I like the fact the ARM instruction set is going to be supported, some very low power chips those!

a lot of what was i saw has not really made me go wow, just oh right you guys are finally going to be doing that too…
It looked pretty cool to me - whether they are catching up or not.

If the embedded video doesn't work for you, try:
http://www.youtube.com/watch?v=p92QfWOw88I
This is a really big change, I don't know if i want my start menu to be hidden from me…

Though i'm glad they've decided to take risks!
Bring back Xtree I say.
Blackmage
This is a really big change, I don't know if i want my start menu to be hidden from me…

Though i'm glad they've decided to take risks!

It all looks optional.

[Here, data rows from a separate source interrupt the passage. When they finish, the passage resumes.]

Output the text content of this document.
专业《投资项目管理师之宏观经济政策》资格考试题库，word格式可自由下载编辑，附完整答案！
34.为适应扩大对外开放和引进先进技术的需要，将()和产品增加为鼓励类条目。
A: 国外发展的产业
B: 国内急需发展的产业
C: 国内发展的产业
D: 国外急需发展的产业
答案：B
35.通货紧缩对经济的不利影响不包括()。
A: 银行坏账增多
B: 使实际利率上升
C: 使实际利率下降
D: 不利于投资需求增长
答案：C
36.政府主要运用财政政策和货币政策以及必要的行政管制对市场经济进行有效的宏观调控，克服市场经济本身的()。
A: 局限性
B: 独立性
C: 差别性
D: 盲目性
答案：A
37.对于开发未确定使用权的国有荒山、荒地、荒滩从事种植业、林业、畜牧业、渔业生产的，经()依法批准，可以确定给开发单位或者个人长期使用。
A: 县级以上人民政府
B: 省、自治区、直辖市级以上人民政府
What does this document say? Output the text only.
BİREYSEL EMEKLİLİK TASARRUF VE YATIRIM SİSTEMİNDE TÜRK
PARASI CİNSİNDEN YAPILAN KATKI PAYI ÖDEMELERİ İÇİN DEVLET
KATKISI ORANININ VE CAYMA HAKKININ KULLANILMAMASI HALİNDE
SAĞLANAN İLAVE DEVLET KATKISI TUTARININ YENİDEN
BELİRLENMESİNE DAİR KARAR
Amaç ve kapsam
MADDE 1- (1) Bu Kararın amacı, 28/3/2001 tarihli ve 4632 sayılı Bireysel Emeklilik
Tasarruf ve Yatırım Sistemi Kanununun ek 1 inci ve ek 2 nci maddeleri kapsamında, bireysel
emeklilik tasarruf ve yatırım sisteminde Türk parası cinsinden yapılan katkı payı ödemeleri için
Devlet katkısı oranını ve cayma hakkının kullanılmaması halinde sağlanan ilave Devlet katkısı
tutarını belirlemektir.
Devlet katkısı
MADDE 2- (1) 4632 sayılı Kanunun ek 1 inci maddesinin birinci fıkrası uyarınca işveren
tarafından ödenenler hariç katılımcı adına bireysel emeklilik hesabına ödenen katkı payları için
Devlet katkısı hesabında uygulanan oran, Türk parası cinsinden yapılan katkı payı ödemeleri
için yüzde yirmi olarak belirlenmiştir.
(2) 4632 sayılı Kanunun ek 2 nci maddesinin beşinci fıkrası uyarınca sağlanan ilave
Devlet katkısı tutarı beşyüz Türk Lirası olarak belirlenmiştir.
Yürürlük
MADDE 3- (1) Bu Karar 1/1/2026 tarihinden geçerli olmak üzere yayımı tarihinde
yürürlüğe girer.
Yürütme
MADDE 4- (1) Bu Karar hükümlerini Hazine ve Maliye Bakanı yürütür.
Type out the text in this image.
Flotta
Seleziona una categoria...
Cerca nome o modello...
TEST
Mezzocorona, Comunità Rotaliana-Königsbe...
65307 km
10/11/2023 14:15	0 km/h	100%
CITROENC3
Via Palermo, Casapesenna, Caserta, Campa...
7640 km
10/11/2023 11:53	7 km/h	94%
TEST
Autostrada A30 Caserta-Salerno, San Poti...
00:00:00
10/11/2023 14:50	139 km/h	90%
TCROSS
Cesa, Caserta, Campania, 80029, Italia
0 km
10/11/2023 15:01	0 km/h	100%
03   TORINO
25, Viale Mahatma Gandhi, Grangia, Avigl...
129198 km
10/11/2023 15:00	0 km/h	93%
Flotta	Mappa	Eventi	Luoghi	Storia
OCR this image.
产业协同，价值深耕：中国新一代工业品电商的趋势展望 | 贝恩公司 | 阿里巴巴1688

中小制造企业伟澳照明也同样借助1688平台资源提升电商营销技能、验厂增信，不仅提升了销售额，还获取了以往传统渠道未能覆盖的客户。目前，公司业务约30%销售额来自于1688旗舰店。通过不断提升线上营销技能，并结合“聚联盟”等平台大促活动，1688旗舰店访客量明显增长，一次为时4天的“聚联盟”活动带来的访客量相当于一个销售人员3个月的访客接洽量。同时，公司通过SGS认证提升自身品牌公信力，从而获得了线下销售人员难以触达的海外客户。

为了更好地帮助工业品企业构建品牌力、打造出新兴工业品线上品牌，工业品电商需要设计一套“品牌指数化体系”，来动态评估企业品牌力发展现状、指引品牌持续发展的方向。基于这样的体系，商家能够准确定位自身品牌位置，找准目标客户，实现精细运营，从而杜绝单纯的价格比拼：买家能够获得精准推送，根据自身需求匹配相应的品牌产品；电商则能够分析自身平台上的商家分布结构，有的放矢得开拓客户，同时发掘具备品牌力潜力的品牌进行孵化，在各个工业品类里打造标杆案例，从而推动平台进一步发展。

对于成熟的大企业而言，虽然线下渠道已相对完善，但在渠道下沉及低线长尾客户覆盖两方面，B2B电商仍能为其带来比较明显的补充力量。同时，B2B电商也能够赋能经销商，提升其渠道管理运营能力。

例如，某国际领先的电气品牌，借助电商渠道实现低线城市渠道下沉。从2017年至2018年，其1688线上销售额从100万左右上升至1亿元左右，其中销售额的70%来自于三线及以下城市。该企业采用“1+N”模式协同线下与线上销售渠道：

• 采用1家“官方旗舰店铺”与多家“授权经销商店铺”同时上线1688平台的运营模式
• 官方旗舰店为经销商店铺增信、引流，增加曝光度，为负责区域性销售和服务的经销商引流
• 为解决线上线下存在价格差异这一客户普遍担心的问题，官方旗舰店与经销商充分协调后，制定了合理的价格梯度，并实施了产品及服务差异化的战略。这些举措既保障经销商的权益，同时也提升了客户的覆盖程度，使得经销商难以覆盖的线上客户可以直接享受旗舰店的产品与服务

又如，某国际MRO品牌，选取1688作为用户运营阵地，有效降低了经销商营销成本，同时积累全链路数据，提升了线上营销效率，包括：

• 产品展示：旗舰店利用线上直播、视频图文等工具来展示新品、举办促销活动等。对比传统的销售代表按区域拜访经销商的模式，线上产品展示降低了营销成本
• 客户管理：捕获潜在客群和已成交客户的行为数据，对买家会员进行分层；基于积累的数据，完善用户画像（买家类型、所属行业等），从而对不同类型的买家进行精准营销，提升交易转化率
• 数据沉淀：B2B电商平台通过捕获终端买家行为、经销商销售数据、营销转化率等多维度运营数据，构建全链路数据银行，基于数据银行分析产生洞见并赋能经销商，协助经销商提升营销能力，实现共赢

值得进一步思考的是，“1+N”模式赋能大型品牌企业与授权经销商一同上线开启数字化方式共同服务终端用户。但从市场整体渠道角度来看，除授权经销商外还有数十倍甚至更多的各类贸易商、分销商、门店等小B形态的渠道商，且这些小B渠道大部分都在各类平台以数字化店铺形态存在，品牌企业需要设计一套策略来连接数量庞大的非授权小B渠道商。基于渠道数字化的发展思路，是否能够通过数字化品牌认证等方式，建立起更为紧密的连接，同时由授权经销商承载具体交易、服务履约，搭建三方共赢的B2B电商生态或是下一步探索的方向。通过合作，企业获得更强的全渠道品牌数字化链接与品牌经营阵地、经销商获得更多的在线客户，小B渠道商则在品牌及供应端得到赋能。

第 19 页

They showed a standard Windows 7-style desktop, so I'd be staggered if one wouldn't be available by default. They're not going to alienate the desktop/workstation market to just to accommodate tablets - it would be commercial suicide.

I have to say, this looks good, though I'm a touch apprehensive. I was thinking the other day how good it would be to have an Active Desktop that people actually wanted - a Windows Phone/smartphone sort of interface with tiles or actual widgets as the desktop, rather than a flat wallpaper with some little icons on it. The Vista/7 widgets just didn't cut it - they looked, and probably were an afterthought - seldom viewable if you were in an application and with little in the way of real use outside of an application. It looks like Win8 could go some way to rectify that. It wouldn't be as good if it was a clear-cut touchscreen interface or keyboard/mouse interface, so hopefully they've managed to make it flexible and customisable (in the sense that you can get the interface you want, rather than just the one they think you want).

All the ingredients are there for them to give the GUI a complete overhaul. I think the time's right and Windows needs a bit of an kick up the backside. Let's hope it actually works in reality.